Virionyx’ CEO SimonWilkinson understands that they may have to move offshore eventually, but feels that “running clinical trials in New Zealand has given us the opportunity to take a compound to a much more advanced stage and add value before partnering or licensing,”
Realizing the significant economic impact that biotechnology could make, successive governments have invested heavily in the sector, and introduced tax reforms, foreign investment incentives, and policies to encourage migration.
A recently released study titled “Making Biotechnology Work for New Zealand” positions the country at a crucial stage of development in biotechnology. The report highlighted two areas—access to funding and talent. In these tough economic times, the former is a complaint the world over, but with the number of core biotech companies to increase fivefold by 2013, the government has a crucial role to play in raising funds and stimulating foreign investment.
Years ago, Yigal Erlich, Ph.D., the founding father of Israeli venture capital, helped set up an investment fund with NZ$100 million ($66.3 million) of government money and coinvestments from the private sector. Though it was moderately successful the VC industry is not yet big enough, which leads to ideas becoming funded and commercialized overseas. Companies like Proacta, Neuren, and CoDa are successful because they moved offshore at an early stage in their development.
“We have experienced failures the same as in many other countries in the world, but the fact that New Zealand is a small country means they are felt particularly hard,” says Neville Jordan, chairman of Endeavour Capital.
The second area identified by the report is that of attracting skilled researchers and encouraging migration. One recent initiative enables overseas students to study for a Ph.D. at the domestic rate. As a result, the number of people doing doctorates in New Zealand from offshore has risen from about 200 to nearly 1,500.

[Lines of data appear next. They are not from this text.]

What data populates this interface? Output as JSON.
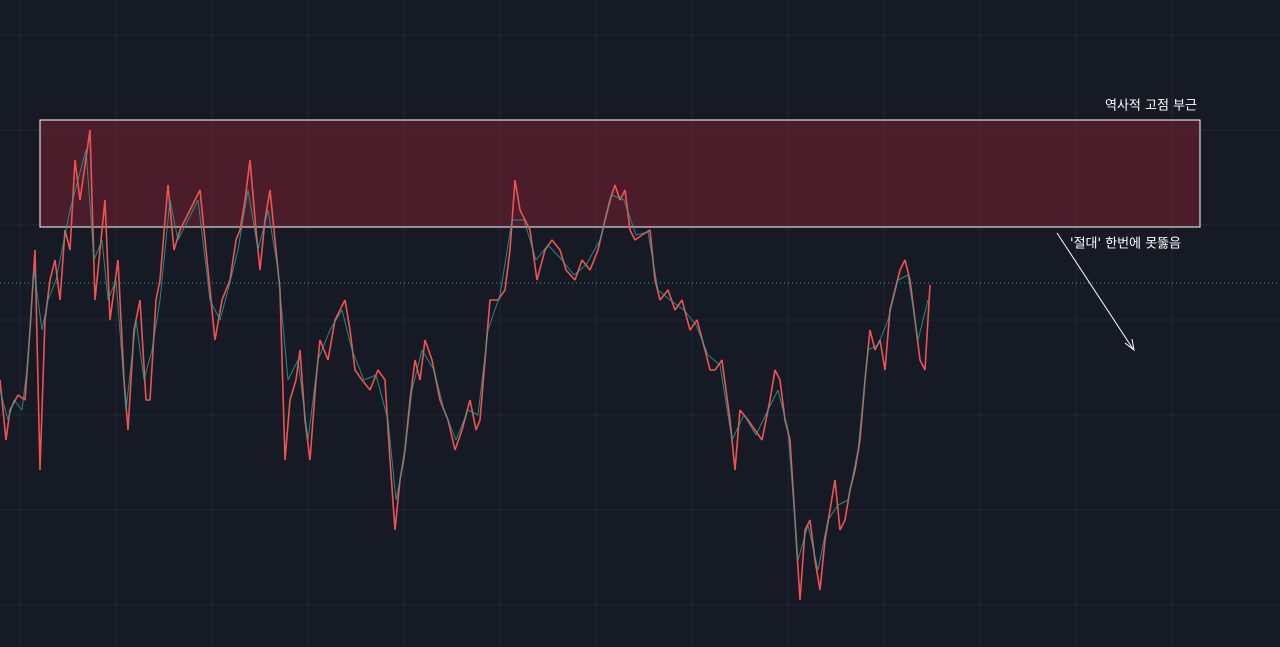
{
  "annotations": {
    "zone_label": "역사적 고점 부근",
    "arrow_label": "'절대' 한번에 못뚫음"
  }
}
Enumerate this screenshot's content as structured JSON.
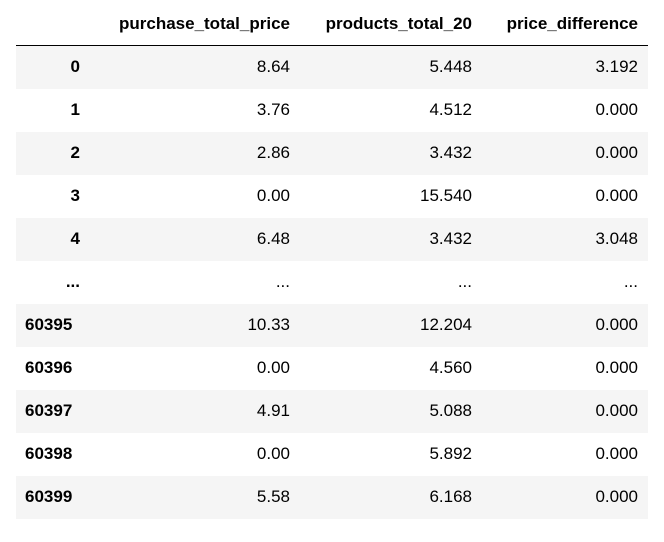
{
  "dataframe": {
    "index_header": "",
    "columns": [
      "purchase_total_price",
      "products_total_20",
      "price_difference"
    ],
    "rows": [
      {
        "index": "0",
        "values": [
          "8.64",
          "5.448",
          "3.192"
        ]
      },
      {
        "index": "1",
        "values": [
          "3.76",
          "4.512",
          "0.000"
        ]
      },
      {
        "index": "2",
        "values": [
          "2.86",
          "3.432",
          "0.000"
        ]
      },
      {
        "index": "3",
        "values": [
          "0.00",
          "15.540",
          "0.000"
        ]
      },
      {
        "index": "4",
        "values": [
          "6.48",
          "3.432",
          "3.048"
        ]
      },
      {
        "index": "...",
        "values": [
          "...",
          "...",
          "..."
        ]
      },
      {
        "index": "60395",
        "values": [
          "10.33",
          "12.204",
          "0.000"
        ]
      },
      {
        "index": "60396",
        "values": [
          "0.00",
          "4.560",
          "0.000"
        ]
      },
      {
        "index": "60397",
        "values": [
          "4.91",
          "5.088",
          "0.000"
        ]
      },
      {
        "index": "60398",
        "values": [
          "0.00",
          "5.892",
          "0.000"
        ]
      },
      {
        "index": "60399",
        "values": [
          "5.58",
          "6.168",
          "0.000"
        ]
      }
    ]
  }
}
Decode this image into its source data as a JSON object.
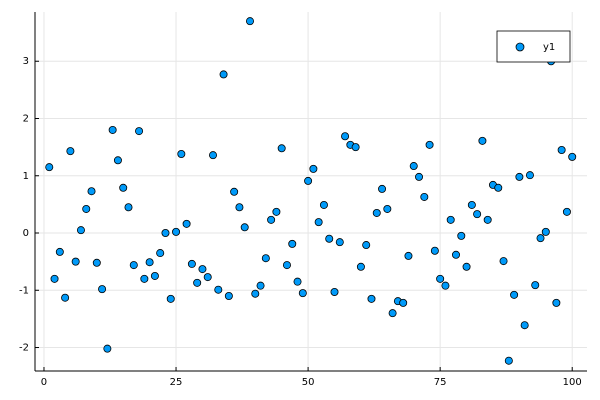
{
  "chart_data": {
    "type": "scatter",
    "x": [
      1,
      2,
      3,
      4,
      5,
      6,
      7,
      8,
      9,
      10,
      11,
      12,
      13,
      14,
      15,
      16,
      17,
      18,
      19,
      20,
      21,
      22,
      23,
      24,
      25,
      26,
      27,
      28,
      29,
      30,
      31,
      32,
      33,
      34,
      35,
      36,
      37,
      38,
      39,
      40,
      41,
      42,
      43,
      44,
      45,
      46,
      47,
      48,
      49,
      50,
      51,
      52,
      53,
      54,
      55,
      56,
      57,
      58,
      59,
      60,
      61,
      62,
      63,
      64,
      65,
      66,
      67,
      68,
      69,
      70,
      71,
      72,
      73,
      74,
      75,
      76,
      77,
      78,
      79,
      80,
      81,
      82,
      83,
      84,
      85,
      86,
      87,
      88,
      89,
      90,
      91,
      92,
      93,
      94,
      95,
      96,
      97,
      98,
      99,
      100
    ],
    "series": [
      {
        "name": "y1",
        "color": "#009af9",
        "values": [
          1.15,
          -0.8,
          -0.33,
          -1.13,
          1.43,
          -0.5,
          0.05,
          0.42,
          0.73,
          -0.52,
          -0.98,
          -2.02,
          1.8,
          1.27,
          0.79,
          0.45,
          -0.56,
          1.78,
          -0.8,
          -0.51,
          -0.75,
          -0.35,
          0.0,
          -1.15,
          0.02,
          1.38,
          0.16,
          -0.54,
          -0.87,
          -0.63,
          -0.77,
          1.36,
          -0.99,
          2.77,
          -1.1,
          0.72,
          0.45,
          0.1,
          3.7,
          -1.06,
          -0.92,
          -0.44,
          0.23,
          0.37,
          1.48,
          -0.56,
          -0.19,
          -0.85,
          -1.05,
          0.91,
          1.12,
          0.19,
          0.49,
          -0.1,
          -1.03,
          -0.16,
          1.69,
          1.54,
          1.5,
          -0.59,
          -0.21,
          -1.15,
          0.35,
          0.77,
          0.42,
          -1.4,
          -1.19,
          -1.22,
          -0.4,
          1.17,
          0.98,
          0.63,
          1.54,
          -0.31,
          -0.8,
          -0.92,
          0.23,
          -0.38,
          -0.05,
          -0.59,
          0.49,
          0.33,
          1.61,
          0.23,
          0.84,
          0.79,
          -0.49,
          -2.23,
          -1.08,
          0.98,
          -1.61,
          1.01,
          -0.91,
          -0.09,
          0.02,
          3.0,
          -1.22,
          1.45,
          0.37,
          1.33
        ]
      }
    ],
    "xlim": [
      -1.7,
      102.8
    ],
    "ylim": [
      -2.41,
      3.86
    ],
    "xticks": [
      0,
      25,
      50,
      75,
      100
    ],
    "yticks": [
      -2,
      -1,
      0,
      1,
      2,
      3
    ],
    "grid": true,
    "legend": "top-right"
  }
}
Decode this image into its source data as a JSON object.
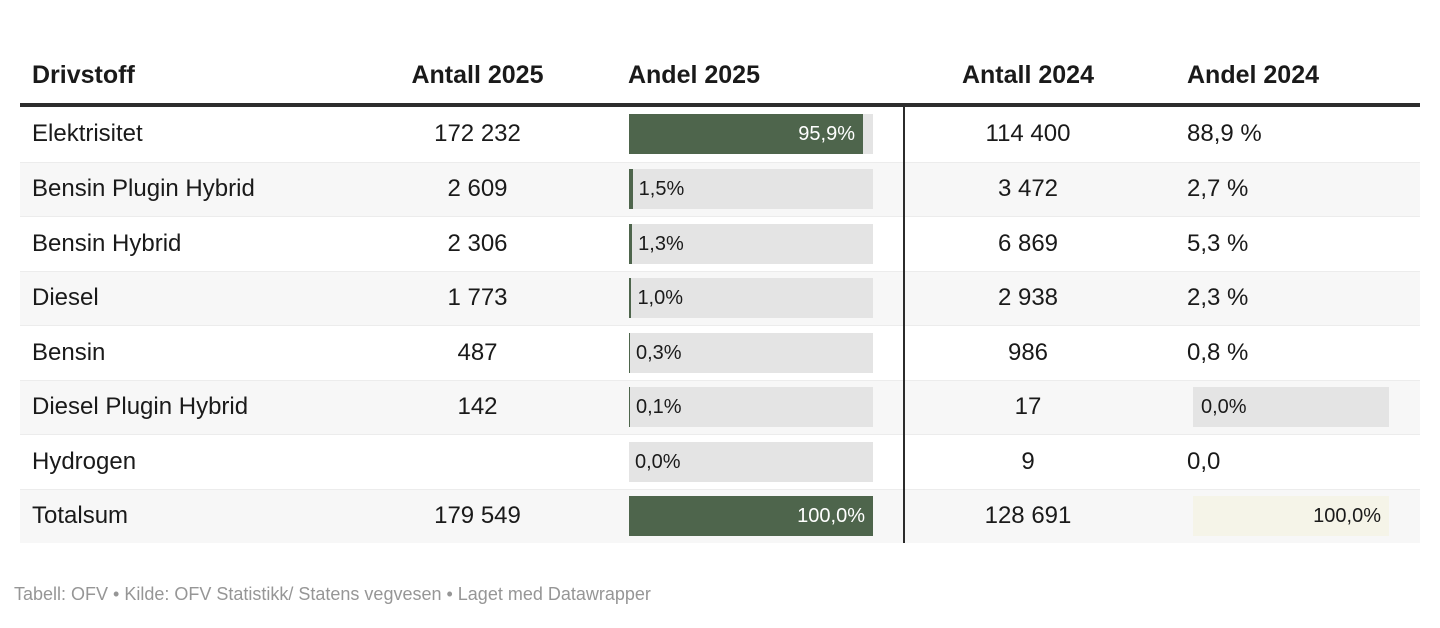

“Our Immigration Service is charged with being not just a gatekeeper but a recruitment agency,” says Hodgson. He referenced BIO2008 activities, where staff attended specifically to recruit scientists, those with commercialization skills and entrepreneurs with private equity to invest.
Like the U.S., New Zealanders will be heading to the polls this year, with a closely contested election forecast to take place in November. Paul Hutchison, M.D., is the opposition National Party’s spokesman for Research, Science, and Technology. Should his party succeed to power, he has definite plans for biotechnology.
“I see science, R&D, and technology as something New Zealand must embrace if we are going to improve our position in the OECD rankings. I see it as critical and am keen to embrace this area going forward.”
One of the first changes would be to appoint a dedicated senior science adviser attached to the Prime Minister’s office, a proposition supported by the Royal Society of New Zealand’s National Science Panel. The panel outlined a vision for the future in the form of a ten-point plan in their 2008 Science Manifesto.
Moving forward, likely hot areas include biofuels and with the government recently committing $10 million, New Zealand’s well-developed forestry industry is an ideal source for cellulosic bioethanol. Lanzatech is a company to watch.
Oncology, biodiversity, and niche markets such as the synergy of nutraceutical and biomedical sciences or small-molecule carbohydrate chemistry are also the future.
In addition, Jordan says New Zealand has “a number of talented groups producing drug delivery, bioapplications, nanoscience, diagnostic materials, and tools.”
Although New Zealand can claim to be the birthplace of Glaxo and has generated a steady stream of biotechnology companies since then, “what has happened in the past five years has been staggering” adds Glass. “New Zealand may not currently be a hotbed of biotechnology, but it is certainly warming up,” concluded Denny.